Danny DeVito’s directing used to be flashy and incendiary. Now he’s just hopelessly behind the curve. On the heels of last year’s horrid Barney-basher Death to Smoochy, itself five years too late, comes Duplex, a use-once-and-throw-away comedy that would have felt dated in 1993.
It has fine moments, notably murder gags hearkening back to Throw Momma from the Train and slow burns from Ben Stiller, whose whipping-boy glares glow with humorously passive rage.
But there are too many random gross-out moments (some unspeakably grotesque) featuring masturbation and vomit. Oh, it’s tasteless — it is, after all, about bumping off an old lady. But Drew Barrymore puking into Stiller’s mouth is a bit much.
The two play Alex and Nancy, a husband and wife looking for the home of their dreams. They find a Brooklyn duplex that’s perfect, except for Mrs.
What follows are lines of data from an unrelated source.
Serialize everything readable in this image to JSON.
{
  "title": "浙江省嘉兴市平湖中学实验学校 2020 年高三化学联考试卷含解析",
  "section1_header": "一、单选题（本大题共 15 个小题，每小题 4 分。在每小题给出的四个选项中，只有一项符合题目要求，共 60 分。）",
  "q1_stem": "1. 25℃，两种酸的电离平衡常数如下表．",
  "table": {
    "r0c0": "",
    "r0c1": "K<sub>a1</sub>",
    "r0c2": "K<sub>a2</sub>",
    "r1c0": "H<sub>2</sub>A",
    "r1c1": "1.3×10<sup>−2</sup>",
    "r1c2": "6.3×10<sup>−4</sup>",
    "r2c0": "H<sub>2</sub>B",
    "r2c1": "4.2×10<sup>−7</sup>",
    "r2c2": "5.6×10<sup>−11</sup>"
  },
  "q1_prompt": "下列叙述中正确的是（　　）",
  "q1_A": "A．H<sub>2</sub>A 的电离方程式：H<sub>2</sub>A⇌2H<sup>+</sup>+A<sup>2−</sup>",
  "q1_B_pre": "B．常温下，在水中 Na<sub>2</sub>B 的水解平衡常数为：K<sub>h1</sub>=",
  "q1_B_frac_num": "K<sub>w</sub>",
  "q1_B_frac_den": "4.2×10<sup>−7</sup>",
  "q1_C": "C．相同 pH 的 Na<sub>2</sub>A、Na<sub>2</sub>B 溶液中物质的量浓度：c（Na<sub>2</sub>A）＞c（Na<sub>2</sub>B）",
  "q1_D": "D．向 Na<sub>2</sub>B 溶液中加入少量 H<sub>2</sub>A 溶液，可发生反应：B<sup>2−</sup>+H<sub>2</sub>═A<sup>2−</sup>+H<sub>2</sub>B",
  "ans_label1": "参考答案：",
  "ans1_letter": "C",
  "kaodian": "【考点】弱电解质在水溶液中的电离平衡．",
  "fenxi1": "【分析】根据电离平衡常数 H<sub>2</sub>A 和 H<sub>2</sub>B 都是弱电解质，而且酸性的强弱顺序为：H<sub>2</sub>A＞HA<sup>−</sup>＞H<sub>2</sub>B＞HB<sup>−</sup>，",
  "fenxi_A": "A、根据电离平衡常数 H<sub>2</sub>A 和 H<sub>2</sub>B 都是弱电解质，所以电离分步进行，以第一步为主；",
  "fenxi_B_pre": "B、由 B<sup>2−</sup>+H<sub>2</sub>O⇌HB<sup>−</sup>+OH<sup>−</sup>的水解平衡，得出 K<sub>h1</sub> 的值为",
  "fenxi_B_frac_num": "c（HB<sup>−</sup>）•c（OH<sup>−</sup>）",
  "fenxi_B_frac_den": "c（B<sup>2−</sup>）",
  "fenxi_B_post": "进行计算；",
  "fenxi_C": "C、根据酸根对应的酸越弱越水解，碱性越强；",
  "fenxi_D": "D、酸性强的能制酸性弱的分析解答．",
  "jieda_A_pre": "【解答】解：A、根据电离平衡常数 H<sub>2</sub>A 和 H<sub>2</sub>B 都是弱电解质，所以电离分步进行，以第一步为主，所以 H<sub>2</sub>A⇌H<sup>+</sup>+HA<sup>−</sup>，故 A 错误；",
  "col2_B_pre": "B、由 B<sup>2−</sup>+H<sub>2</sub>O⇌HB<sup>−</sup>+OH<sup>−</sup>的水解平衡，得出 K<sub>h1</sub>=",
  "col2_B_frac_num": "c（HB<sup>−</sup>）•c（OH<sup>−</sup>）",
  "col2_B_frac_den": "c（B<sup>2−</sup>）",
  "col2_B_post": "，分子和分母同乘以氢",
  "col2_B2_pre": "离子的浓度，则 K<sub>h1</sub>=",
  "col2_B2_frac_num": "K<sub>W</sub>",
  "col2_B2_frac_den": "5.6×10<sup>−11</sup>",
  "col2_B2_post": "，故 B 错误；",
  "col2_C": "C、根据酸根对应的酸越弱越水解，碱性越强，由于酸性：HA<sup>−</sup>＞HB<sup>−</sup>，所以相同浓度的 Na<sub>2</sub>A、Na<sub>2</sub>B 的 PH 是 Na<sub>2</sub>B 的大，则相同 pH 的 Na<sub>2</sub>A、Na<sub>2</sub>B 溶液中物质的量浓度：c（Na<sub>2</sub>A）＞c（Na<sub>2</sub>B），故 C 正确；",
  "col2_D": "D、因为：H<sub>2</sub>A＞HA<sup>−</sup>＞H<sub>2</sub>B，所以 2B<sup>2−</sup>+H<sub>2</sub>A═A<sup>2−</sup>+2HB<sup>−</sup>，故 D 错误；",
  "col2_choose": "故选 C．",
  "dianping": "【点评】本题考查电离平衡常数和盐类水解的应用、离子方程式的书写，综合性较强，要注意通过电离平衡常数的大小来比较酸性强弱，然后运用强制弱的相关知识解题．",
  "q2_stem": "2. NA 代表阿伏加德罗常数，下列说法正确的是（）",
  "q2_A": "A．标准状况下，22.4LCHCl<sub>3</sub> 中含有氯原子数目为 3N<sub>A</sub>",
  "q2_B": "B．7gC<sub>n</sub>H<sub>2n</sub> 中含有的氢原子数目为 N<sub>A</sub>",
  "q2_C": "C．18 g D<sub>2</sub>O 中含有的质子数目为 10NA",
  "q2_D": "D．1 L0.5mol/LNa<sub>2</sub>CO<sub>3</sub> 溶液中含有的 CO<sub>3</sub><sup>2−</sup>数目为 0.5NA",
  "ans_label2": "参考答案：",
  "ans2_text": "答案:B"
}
Connelly (Eileen Essel), the little old lady upstairs grandfathered in due to rent-control laws.
They at first accommodate her quirks, demands and misconstructions, but it quickly escalates to life-ruining proportions for the two, who come to the only conclusion possible: She must be killed.
With her deceptively sweet Irish brogue, Essel is the movie’s most consistent comedic asset. And a scene when Stiller and Barrymore contract a killer flu in hopes of infecting her is inventively demented.
But the movie never capitalizes on the obvious marital animosity between Alex and Nancy. And the ending, forgoing morbidity for Christmas Eve morality, is a left-field letdown. It’s an upper where it doesn’t need it, but Duplex sure could use some fixing.